For the past six or seven years, there has been a big concern on the part of both home sellers and their agents that if a home was on the market for too long a period, it would get stale. This led many buyers that were interested in a property to wonder why so many other potential buyers passed on the listing. After all, if the property were desirable and the price right, it should have sold. The concern over making a mistake on a stale property led to a “sheeple” mentality. In other words, buyers felt that they should “follow everyone else’s lead,” and avoid the property too, because it was “safe” to do so.
Finally, there is good news for sellers. The days of having to worry about a property sitting on the market for a long period are nearly over. We have moved from a “buyer’s market” to a “seller’s market.” With housing inventory dwindling and prices increasing, picky buyers are going to have to give up on their desire to be selective and just accept the fact they will have to settle for getting a good home, even if it means they have to pay a little more for it.
The strategy being recommended above is especially true for sellers that are experiencing steady showing activity and occasional low-ball offers. It’s no longer necessary to concede that numerous low offers are proving the value of the property is less. The contrary position is more likely to apply. “Where there is smoke there is fire.” If you keep getting offers, it’s very likely that the asking price is reasonable. All it takes is one buyer that’s willing to pay more, and the seller will end up getting the price they want. It’s important for sellers and agents alike to avoid getting frustrated with new offers that are low. The plan should be to accept the fact that there may be many more low offers before the “real” buyer shows up and makes an offer.

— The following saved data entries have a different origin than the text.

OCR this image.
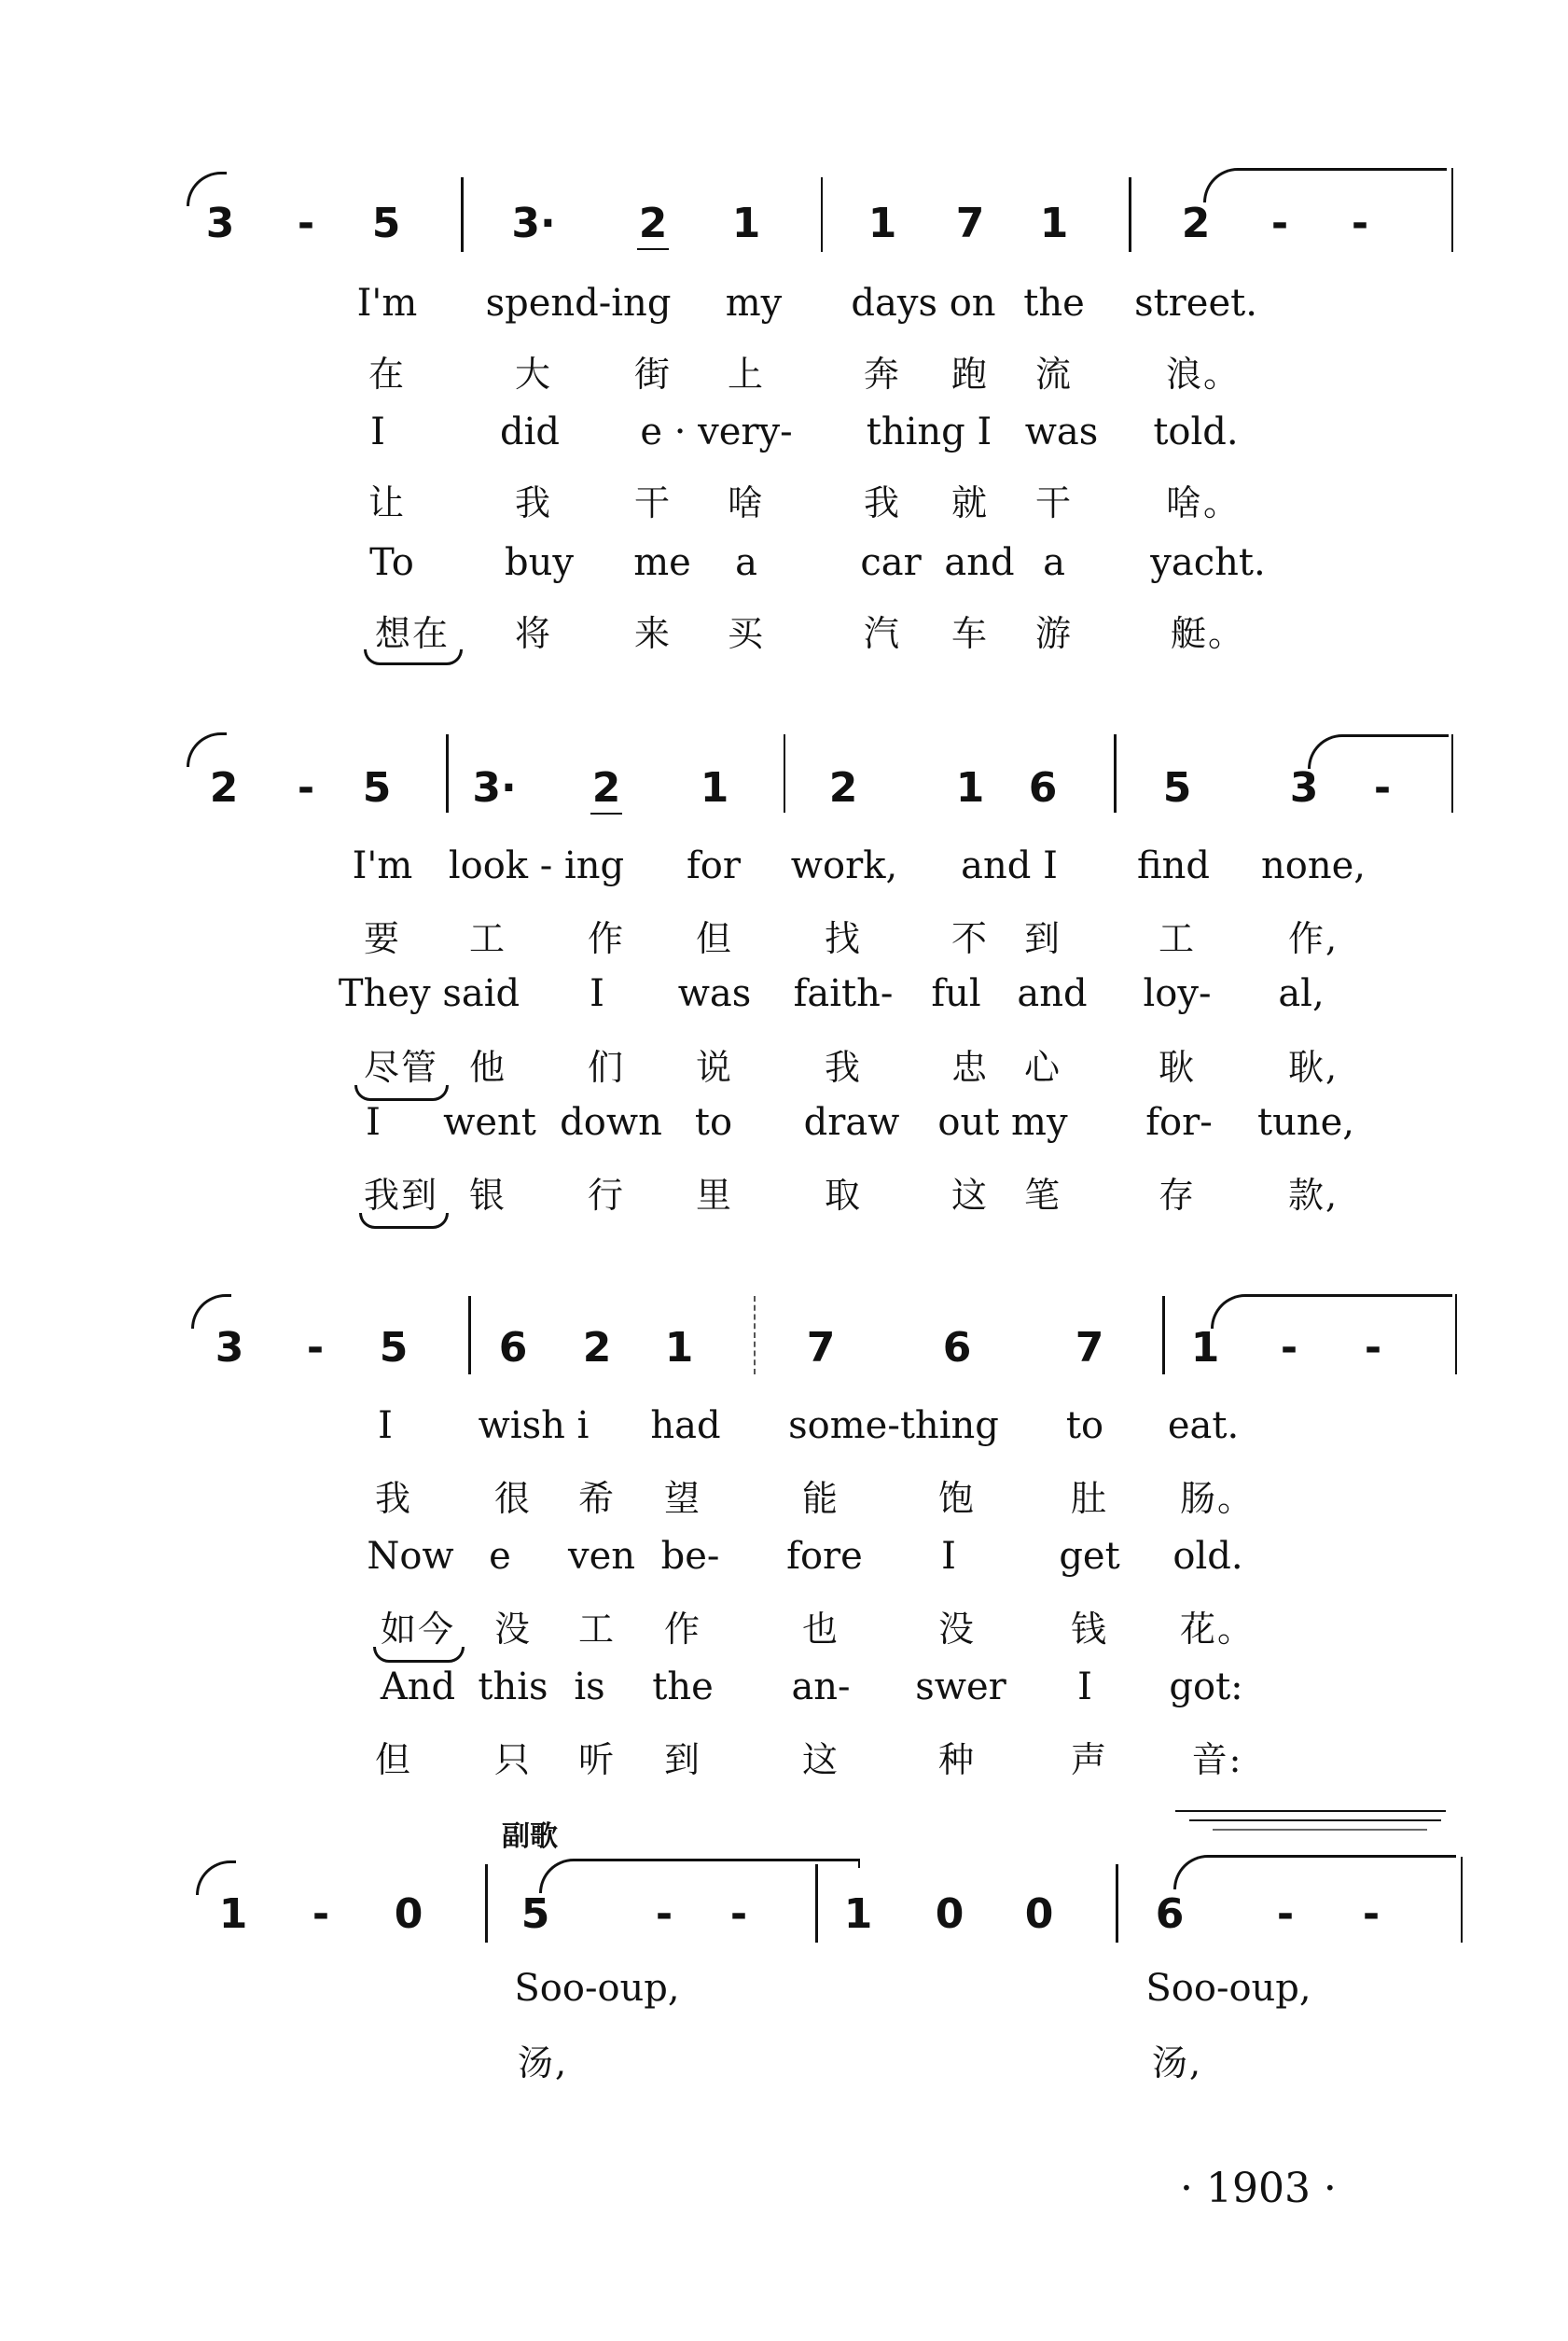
3	-	5	3· 2 1	1 7 1	2	-	-
I'm spend-ing my days on the street.
在	大 街 上	奔 跑 流	浪。
I	did e · very- thing I was told.
让	我 干 啥	我 就 干	啥。
To buy me a	car and a yacht.
想在 将 来 买	汽 车 游	艇。
2	-	5 3· 2 1 2 1 6	5 3	-
I'm look - ing for work, and I find none,
要 工 作 但	找	不 到	工	作,
They said I was faith- ful and loy- al,
尽管 他 们 说	我	忠 心	耿	耿,
I went down to draw out my for- tune,
我到 银 行 里	取	这 笔	存	款,
3	-	5 6 2 1	7	6	7 1	-	-
I wish i had some-thing to eat.
我 很 希 望	能	饱	肚 肠。
Now e ven be- fore I	get old.
如今 没 工 作	也	没	钱 花。
And this is the an- swer I got:
但 只 听 到	这	种	声 音:
副歌
1	-	0 5	-	-	1 0 0 6	-	-
Soo-oup,	Soo-oup,
汤,	汤,
· 1903 ·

It’s a good idea for prospective buyers to change their strategy as described above by recognizing that the rules that previously applied to purchasing a home are no longer valid. Although the days of a great home at a great price are gone, the sooner a new strategy is created by buyers that allows for more flexibility on price and the selection criteria, the more likely buyers will end up getting a good home at a fair price. That’s far better than the risk that applies to waiting to buy a home when buyers may have to pay too much to get a less desirable property (possibly even a “left-over” home that has been passed up by previous buyers and is the only one left on the market).